An Event Apart: The Future of CSS

by Luke Wroblewski February 7, 2012

In his The Future of CSS talk at An Event Apart in Atlanta, GA 2012 Eric Meyer shared the what new CSS specifications are under development, partially available, and can be used today. Here are my notes from his talk:

Browser makers implement lots of CSS specs out but when you try to use them, you often can’t. Between 2000 and 2010 not a lot happened with the CSS spec. Today there are lots of new modules in active development.

Under Development

  • Animations are not ready for use just yet. Only Webkit supported animations until recently. The syntax in use now may be invalidated in the next few months or years
  • Multicolumn allows you to set gutter width, border rules, and much more. This is the layout system we’ve been wanting for years. But it’s only supported in Internet Explorer 10. So it can’t really be used now.
  • The first implementation of any spec in a browser is not going to be bug-free. It’s up to us to find and report this bugs.
  • Exclusions allow you to define elements that can be wrapped around. You can even set which alpha color the exclusion uses to wrap text around a transparent image border. You can also set specific shapes for the exclusion that are not the shape of the image you are wrapping around. This is not just limited to images. You can exclude any element.
  • Regions allow you to set text to flow between blocks across a layout. With regions you need to separate structure and layout as regions are marked-up separately from content.
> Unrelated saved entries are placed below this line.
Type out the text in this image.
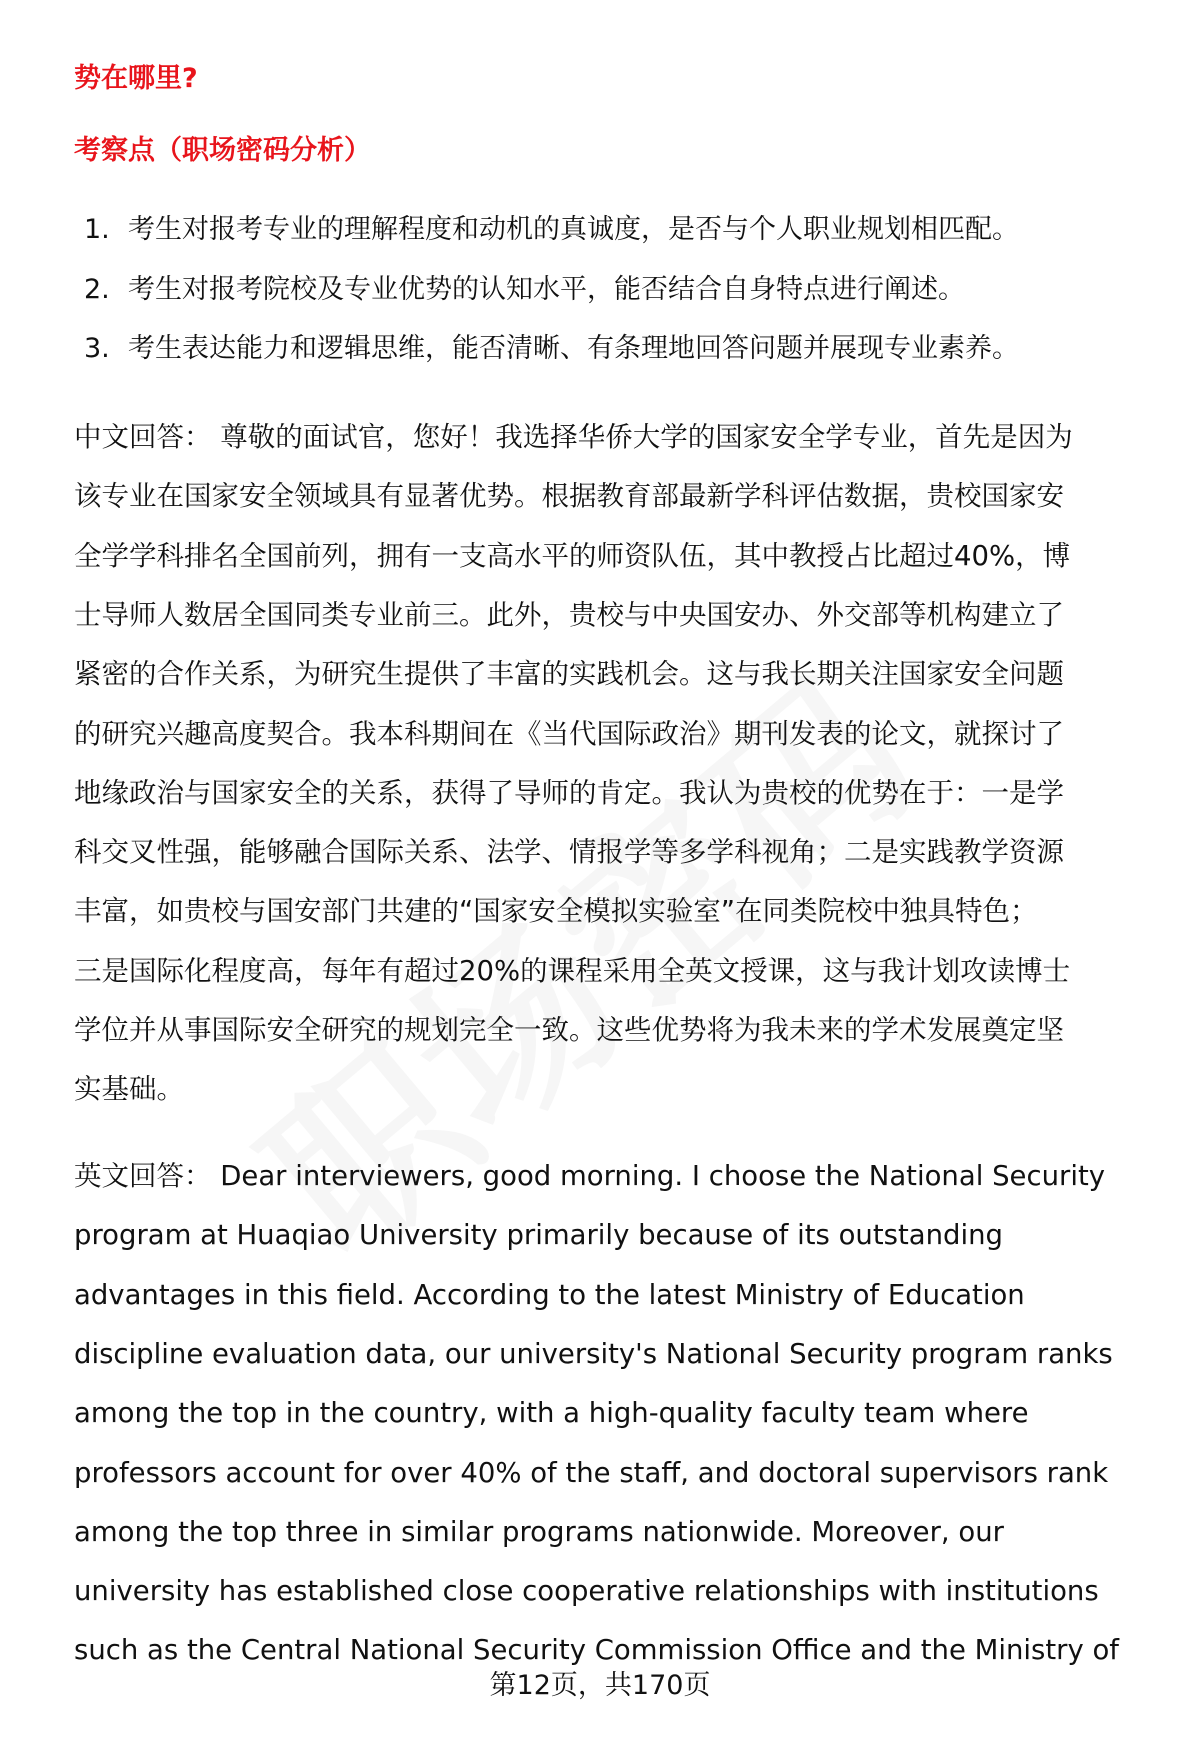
势在哪里?
考察点（职场密码分析）
1. 考生对报考专业的理解程度和动机的真诚度，是否与个人职业规划相匹配。
2. 考生对报考院校及专业优势的认知水平，能否结合自身特点进行阐述。
3. 考生表达能力和逻辑思维，能否清晰、有条理地回答问题并展现专业素养。
中文回答： 尊敬的面试官，您好！我选择华侨大学的国家安全学专业，首先是因为
该专业在国家安全领域具有显著优势。根据教育部最新学科评估数据，贵校国家安
全学学科排名全国前列，拥有一支高水平的师资队伍，其中教授占比超过40%，博
士导师人数居全国同类专业前三。此外，贵校与中央国安办、外交部等机构建立了
紧密的合作关系，为研究生提供了丰富的实践机会。这与我长期关注国家安全问题
的研究兴趣高度契合。我本科期间在《当代国际政治》期刊发表的论文，就探讨了
地缘政治与国家安全的关系，获得了导师的肯定。我认为贵校的优势在于：一是学
科交叉性强，能够融合国际关系、法学、情报学等多学科视角；二是实践教学资源
丰富，如贵校与国安部门共建的“国家安全模拟实验室”在同类院校中独具特色；
三是国际化程度高，每年有超过20%的课程采用全英文授课，这与我计划攻读博士
学位并从事国际安全研究的规划完全一致。这些优势将为我未来的学术发展奠定坚
实基础。
英文回答： Dear interviewers, good morning. I choose the National Security
program at Huaqiao University primarily because of its outstanding
advantages in this field. According to the latest Ministry of Education
discipline evaluation data, our university's National Security program ranks
among the top in the country, with a high-quality faculty team where
professors account for over 40% of the staff, and doctoral supervisors rank
among the top three in similar programs nationwide. Moreover, our
university has established close cooperative relationships with institutions
such as the Central National Security Commission Office and the Ministry of
第12页，共170页
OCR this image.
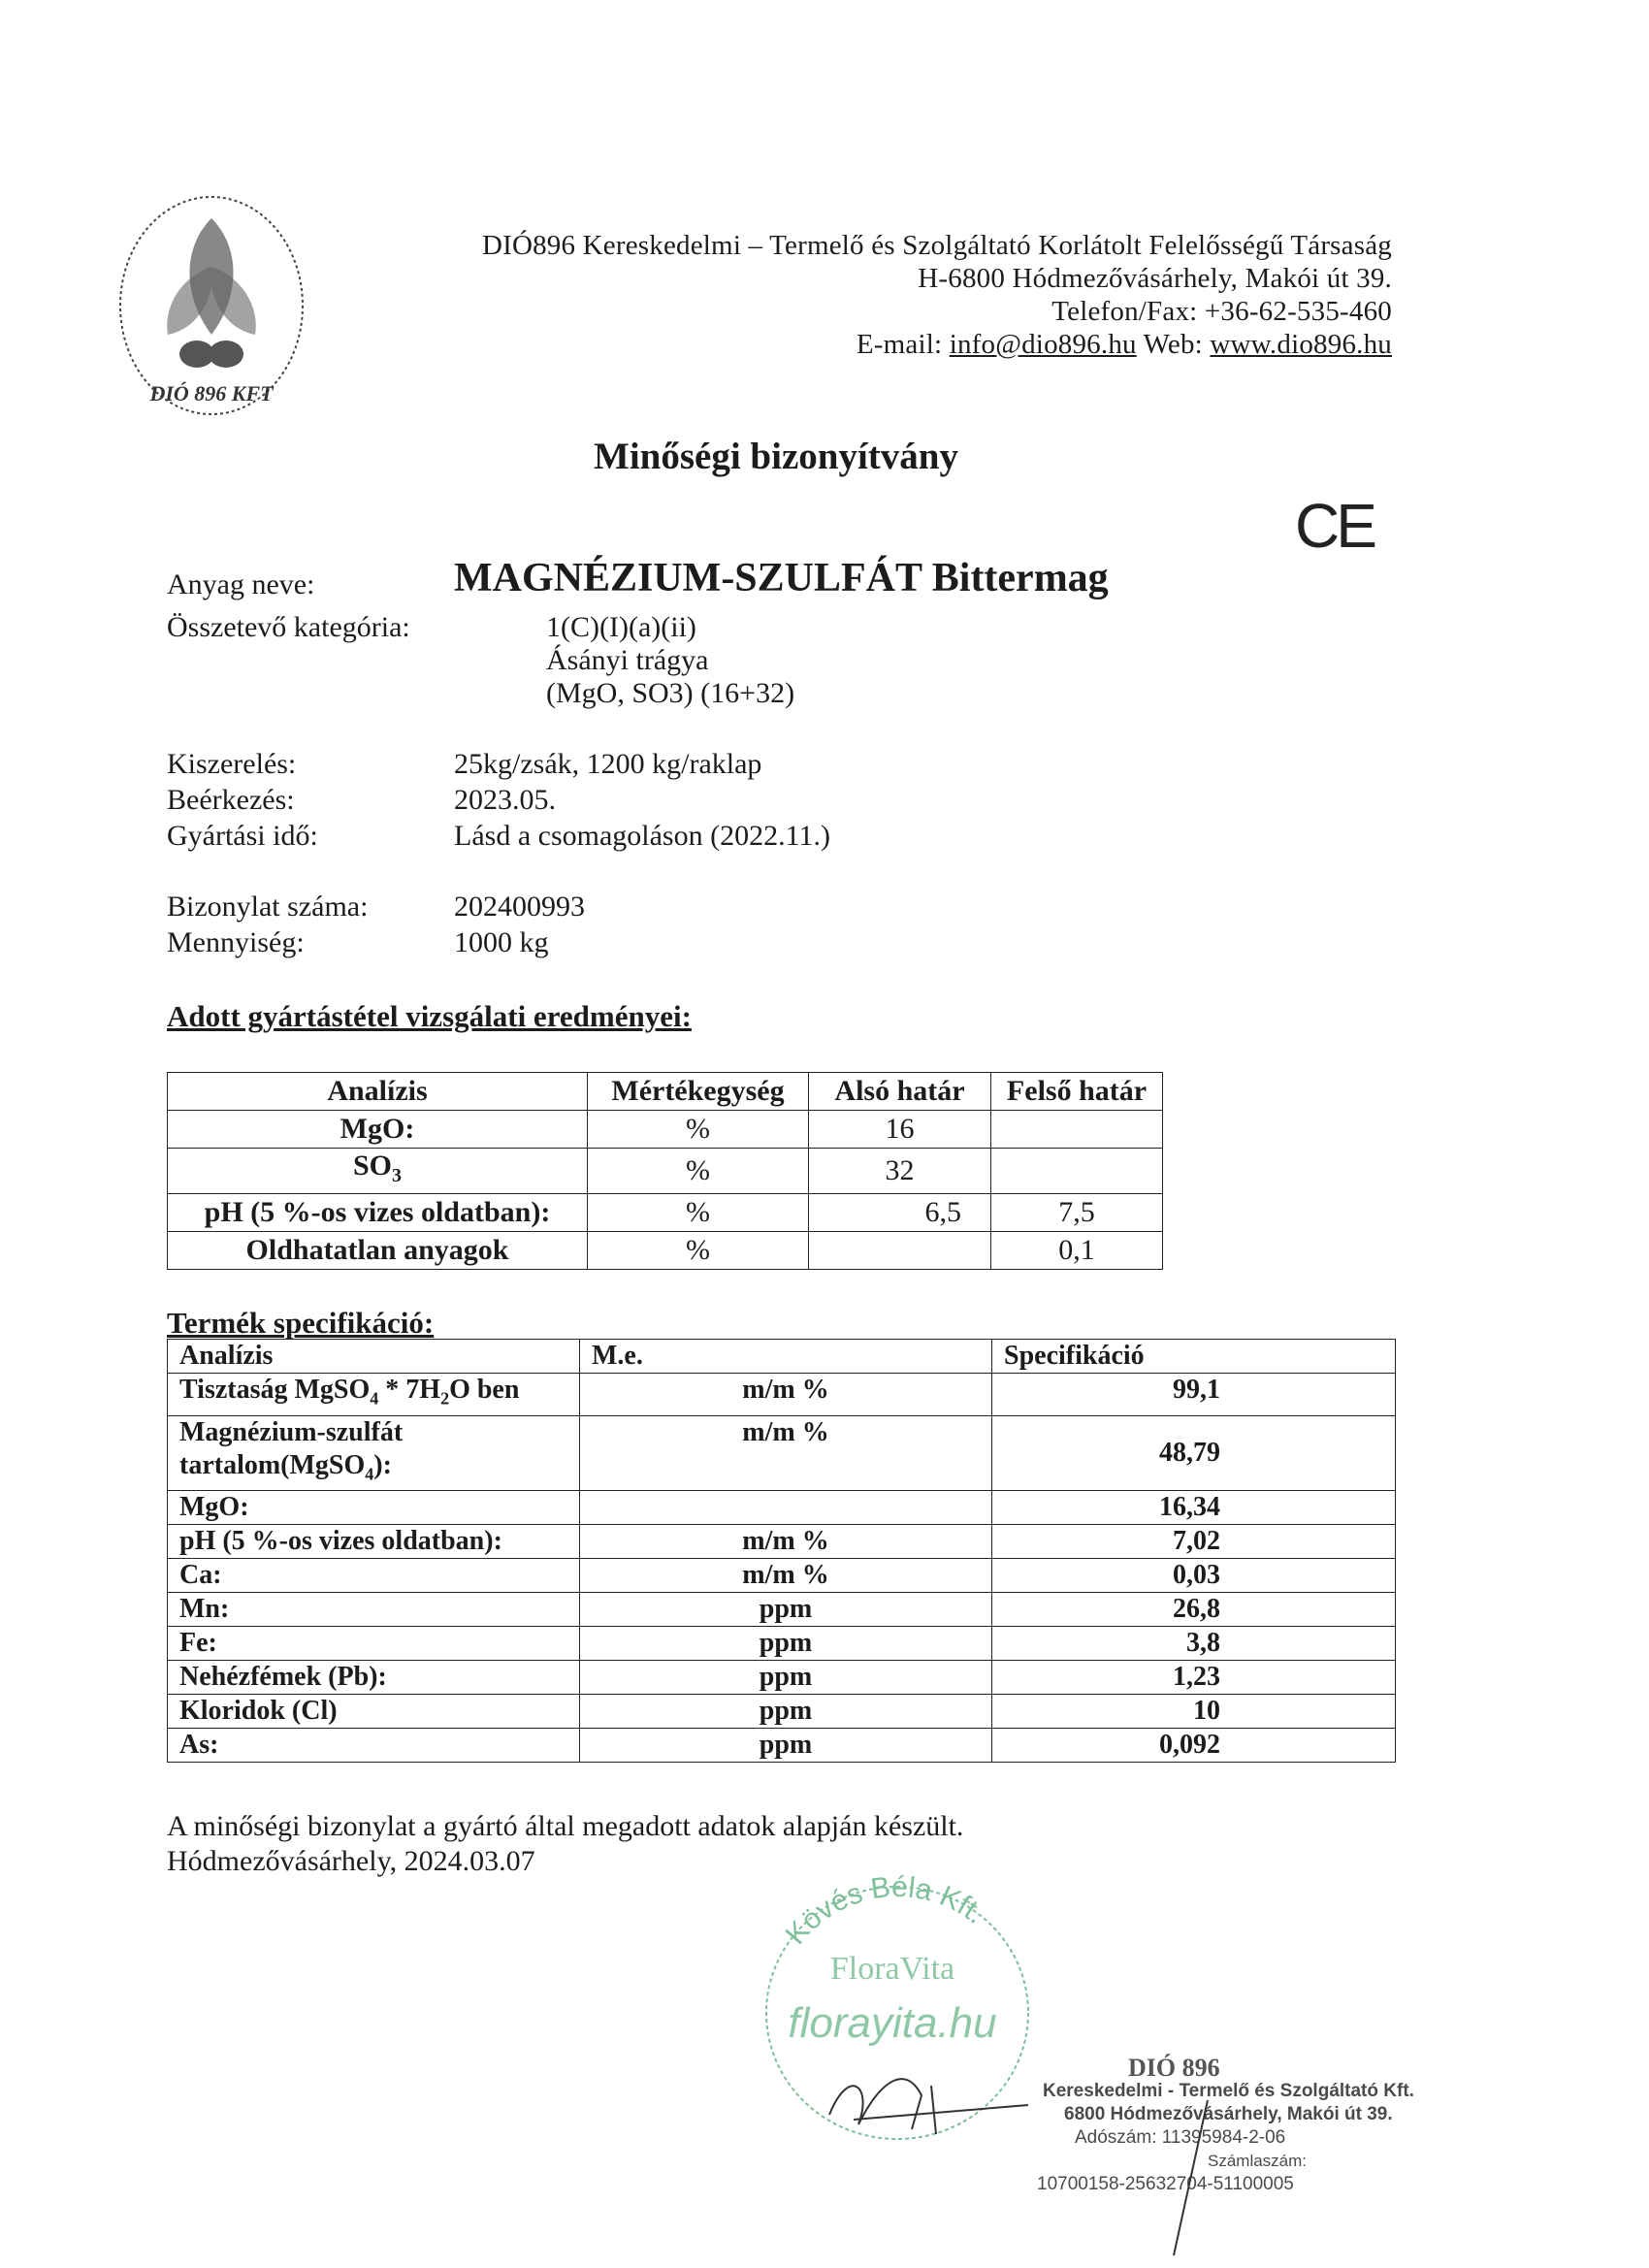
DIÓ 896 KFT
DIÓ896 Kereskedelmi – Termelő és Szolgáltató Korlátolt Felelősségű Társaság
H-6800 Hódmezővásárhely, Makói út 39.
Telefon/Fax: +36-62-535-460
E-mail: info@dio896.hu Web: www.dio896.hu
Minőségi bizonyítvány
CE
Anyag neve:	MAGNÉZIUM-SZULFÁT Bittermag
Összetevő kategória:	1(C)(I)(a)(ii)
Ásányi trágya
(MgO, SO3) (16+32)
Kiszerelés:	25kg/zsák, 1200 kg/raklap
Beérkezés:	2023.05.
Gyártási idő:	Lásd a csomagoláson (2022.11.)
Bizonylat száma:	202400993
Mennyiség:	1000 kg
Adott gyártástétel vizsgálati eredményei:
Analízis	Mértékegység	Alsó határ	Felső határ
MgO:	%	16	
$SO_3$	%	32	
pH (5 %-os vizes oldatban):	%	6,5	7,5
Oldhatatlan anyagok	%		0,1
Termék specifikáció:
Analízis	M.e.	Specifikáció
Tisztaság MgSO$_4$ * $7H_2O$ ben	m/m %	99,1
Magnézium-szulfát
tartalom(MgSO$_4$):	m/m %	48,79
MgO:		16,34
pH (5 %-os vizes oldatban):	m/m %	7,02
Ca:	m/m %	0,03
Mn:	ppm	26,8
Fe:	ppm	3,8
Nehézfémek (Pb):	ppm	1,23
Kloridok (Cl)	ppm	10
As:	ppm	0,092
A minőségi bizonylat a gyártó által megadott adatok alapján készült.
Hódmezővásárhely, 2024.03.07
Kövés Béla Kft.
FloraVita
florayita.hu
DIÓ 896
Kereskedelmi - Termelő és Szolgáltató Kft.
6800 Hódmezővásárhely, Makói út 39.
Adószám: 11395984-2-06
Számlaszám:
10700158-25632704-51100005
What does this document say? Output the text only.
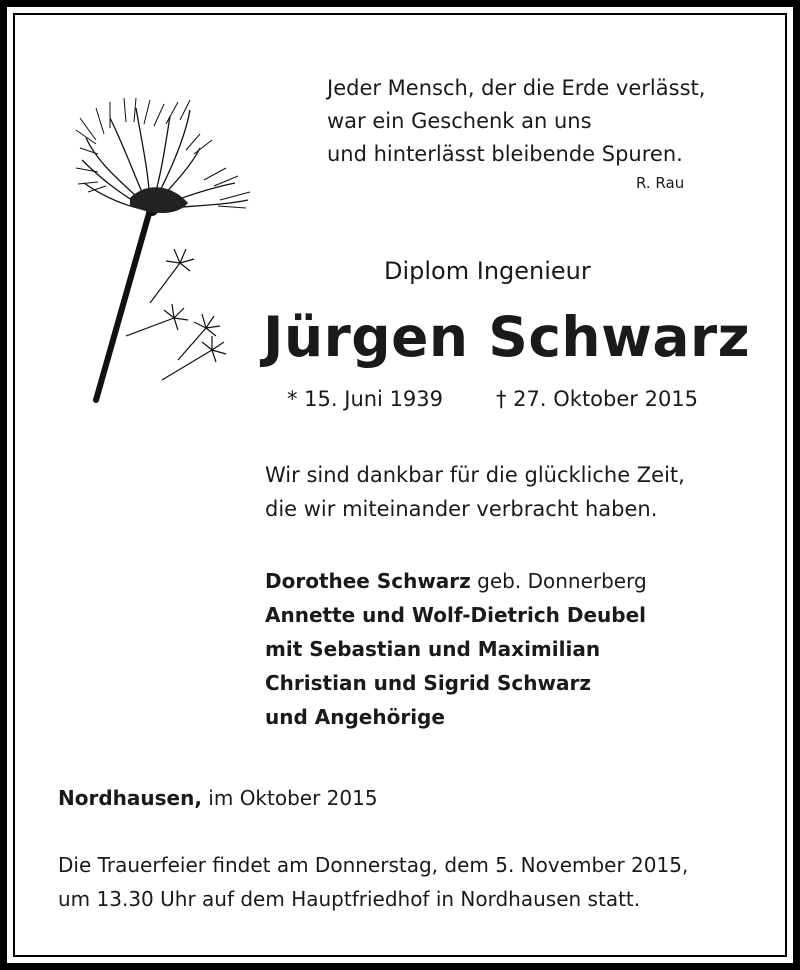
Jeder Mensch, der die Erde verlässt,
war ein Geschenk an uns
und hinterlässt bleibende Spuren.
R. Rau
Diplom Ingenieur
Jürgen Schwarz
* 15. Juni 1939	† 27. Oktober 2015
Wir sind dankbar für die glückliche Zeit,
die wir miteinander verbracht haben.
Dorothee Schwarz geb. Donnerberg
Annette und Wolf-Dietrich Deubel
mit Sebastian und Maximilian
Christian und Sigrid Schwarz
und Angehörige
Nordhausen, im Oktober 2015
Die Trauerfeier findet am Donnerstag, dem 5. November 2015,
um 13.30 Uhr auf dem Hauptfriedhof in Nordhausen statt.
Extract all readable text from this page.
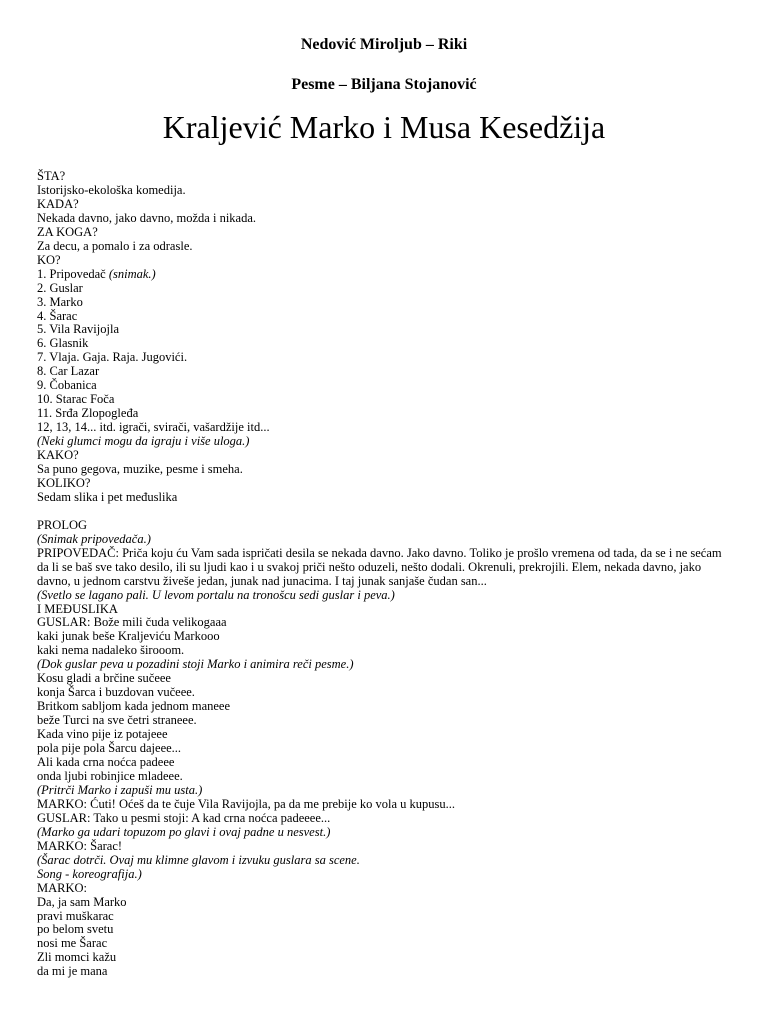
Nedović Miroljub – Riki
Pesme – Biljana Stojanović
Kraljević Marko i Musa Kesedžija
ŠTA?
Istorijsko-ekološka komedija.
KADA?
Nekada davno, jako davno, možda i nikada.
ZA KOGA?
Za decu, a pomalo i za odrasle.
KO?
1. Pripovedač (snimak.)
2. Guslar
3. Marko
4. Šarac
5. Vila Ravijojla
6. Glasnik
7. Vlaja. Gaja. Raja. Jugovići.
8. Car Lazar
9. Čobanica
10. Starac Foča
11. Srđa Zlopogleđa
12, 13, 14... itd. igrači, svirači, vašardžije itd...
(Neki glumci mogu da igraju i više uloga.)
KAKO?
Sa puno gegova, muzike, pesme i smeha.
KOLIKO?
Sedam slika i pet međuslika
PROLOG
(Snimak pripovedača.)
PRIPOVEDAČ: Priča koju ću Vam sada ispričati desila se nekada davno. Jako davno. Toliko je prošlo vremena od tada, da se i ne sećam da li se baš sve tako desilo, ili su ljudi kao i u svakoj priči nešto oduzeli, nešto dodali. Okrenuli, prekrojili. Elem, nekada davno, jako davno, u jednom carstvu živeše jedan, junak nad junacima. I taj junak sanjaše čudan san...
(Svetlo se lagano pali. U levom portalu na tronošcu sedi guslar i peva.)
I MEĐUSLIKA
GUSLAR: Bože mili čuda velikogaaa
kaki junak beše Kraljeviću Markooo
kaki nema nadaleko širooom.
(Dok guslar peva u pozadini stoji Marko i animira reči pesme.)
Kosu gladi a brčine sučeee
konja Šarca i buzdovan vučeee.
Britkom sabljom kada jednom maneee
beže Turci na sve četri straneee.
Kada vino pije iz potajeee
pola pije pola Šarcu dajeee...
Ali kada crna noćca padeee
onda ljubi robinjice mladeee.
(Pritrči Marko i zapuši mu usta.)
MARKO: Ćuti! Oćeš da te čuje Vila Ravijojla, pa da me prebije ko vola u kupusu...
GUSLAR: Tako u pesmi stoji: A kad crna noćca padeeee...
(Marko ga udari topuzom po glavi i ovaj padne u nesvest.)
MARKO: Šarac!
(Šarac dotrči. Ovaj mu klimne glavom i izvuku guslara sa scene.
Song - koreografija.)
MARKO:
Da, ja sam Marko
pravi muškarac
po belom svetu
nosi me Šarac
Zli momci kažu
da mi je mana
Adobe showed this working along with their spec.
  • Masks, text-stroke, and box-reflection are in Webkit only. It’s unlikely these are going to move beyond Webkit as the CSS working group has other specs for handling this like CSS filters.

Try Using

  • Flexible boxes allow you to use table layout without tables. This has been implemented in several browsers but the syntax in the spec is changing to the new version now under development. It can still be used but only if you really need it.
  • Paged Media gives you the ability to manage content in page-level elements like page numbers or other “boundary” elements traditionally on a printed page.
  • Hyphenation can be used in code now, it just hasn’t been implemented anywhere yet. There are some Javascript polyfills that can make it work as specced.
  • A Javascript poyfill adds support. It fills in the cracks.
  • Gradients are usable but there are very different ways of marking them up in Gecko and Webkit. Neither of these was great so the CSS working group came up with yet another syntax. They currently recommend not using gradients until things settle down.
  • Border-image lets you set an image to define sprites used across the various parts of a border. Supported in a number of browsers, use it if you really need it.

Use Now

  • There are some things we can do now (supported in modern browsers). Transforms are an example: they are widely supported and often used for enhancement.
  • Transitions can also be used now. They are event driven (by user or Javascript) and also can be thought of as enhancements.
  • Border-radius and Web-fonts can also be used now.

Helping CSS Move Forward

  • You can help push forward new CSS specs.
  • Do science. Experiment to see what you can do using early versions of a spec. This is how we find really cool new effects and locate new bugs.
  • The working group has some public channels where they ask for feedback on specs: mailing list and css3info site.
  • You can also join the W3C as an organization or start-up. Start-ups have a reduced membership fee.
  • Blog: write about what you find, what you can’t do yet, what you want to do. Having conversations about this helps push the specs forward. Often times just documenting problems helps get things fixed. A use case and a specific example is usually most helpful.
  • These standards get built with the help of the community.